Shih, B.B. and Farrar, M.D. and Cooke, M.S. and Osman, J. and Langton, A.K. and Kift, R. and Webb, A.R. and Berry, J.L. and Watson, R.E.B. and Vail, A. and de Gruijl, F.R. and Rhodes, L.E. (2018) Fractional Sunburn Threshold UVR Doses Generate Equivalent Vitamin D and DNA Damage in Skin Types I–VI but with Epidermal DNA Damage Gradient Correlated to Skin Darkness. Journal of Investigative Dermatology, 138 (10). pp. 2244-2252. ISSN 0022-202X
Full text not available from this repository.Abstract
Public health guidance recommends limiting sun exposure to sub-sunburn levels, but it is unknown whether these can gain vitamin D (for musculoskeletal health) while avoiding epidermal DNA damage (initiates skin cancer).
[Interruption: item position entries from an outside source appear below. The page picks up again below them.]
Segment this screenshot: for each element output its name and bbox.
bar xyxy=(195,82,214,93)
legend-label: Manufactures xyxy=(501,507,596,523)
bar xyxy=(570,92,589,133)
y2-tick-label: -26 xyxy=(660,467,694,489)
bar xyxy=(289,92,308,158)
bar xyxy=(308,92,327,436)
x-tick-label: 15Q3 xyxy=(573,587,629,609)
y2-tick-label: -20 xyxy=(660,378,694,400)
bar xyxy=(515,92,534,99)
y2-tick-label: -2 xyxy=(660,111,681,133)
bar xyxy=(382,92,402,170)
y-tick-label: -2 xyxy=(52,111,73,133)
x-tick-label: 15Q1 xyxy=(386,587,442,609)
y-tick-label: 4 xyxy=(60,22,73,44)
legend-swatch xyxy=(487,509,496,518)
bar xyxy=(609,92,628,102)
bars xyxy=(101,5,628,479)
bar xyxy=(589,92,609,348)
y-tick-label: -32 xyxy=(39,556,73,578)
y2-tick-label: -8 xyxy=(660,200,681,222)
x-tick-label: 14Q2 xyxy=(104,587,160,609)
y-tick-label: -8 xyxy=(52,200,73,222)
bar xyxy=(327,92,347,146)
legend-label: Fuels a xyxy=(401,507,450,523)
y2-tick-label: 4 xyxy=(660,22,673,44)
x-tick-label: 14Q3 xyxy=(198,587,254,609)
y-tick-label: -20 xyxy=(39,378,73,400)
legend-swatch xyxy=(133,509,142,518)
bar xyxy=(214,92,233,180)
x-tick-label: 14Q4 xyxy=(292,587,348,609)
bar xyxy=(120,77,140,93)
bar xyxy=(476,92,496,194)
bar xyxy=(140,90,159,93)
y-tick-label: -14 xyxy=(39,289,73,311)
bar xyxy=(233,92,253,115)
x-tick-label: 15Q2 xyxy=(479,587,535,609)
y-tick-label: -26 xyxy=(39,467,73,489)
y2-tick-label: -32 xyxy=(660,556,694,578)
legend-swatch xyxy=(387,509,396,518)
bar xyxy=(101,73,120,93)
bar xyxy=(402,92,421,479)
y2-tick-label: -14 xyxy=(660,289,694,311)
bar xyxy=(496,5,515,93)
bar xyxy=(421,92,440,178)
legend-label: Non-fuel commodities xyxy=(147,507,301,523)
Well-characterized healthy humans of all skin types (I–VI, lightest to darkest skin) were exposed to a low-dose series of solar simulated UVR of 20%–80% their individual sunburn threshold dose (minimal erythema dose). Significant UVR dose responses were seen for serum 25-hydroxyvitamin D and whole epidermal cyclobutane pyrimidine dimers (CPDs), with as little as 0.2 minimal erythema dose concurrently producing 25-hydroxyvitamin D and CPD. Fractional MEDs generated equivalent levels of whole epidermal CPD and 25-hydroxyvitamin D across all skin types. Crucially, we showed an epidermal gradient of CPD formation strongly correlated with skin darkness (r = 0.74, P < 0.0001), which reflected melanin content and showed increasing protection across the skin types, ranging from darkest skin, where high CPD levels occurred superficially, with none in the germinative basal layer, to lightest skin, where CPD levels were induced evenly across the epidermal depth. People with darker skin can be encouraged to use sub-sunburn UVR-exposure to enhance their vitamin D. In people with lighter skin, basal cell damage occurs concurrent with vitamin D synthesis at exquisitely low UVR levels, providing an explanation for their high skin cancer incidence; greater caution is required.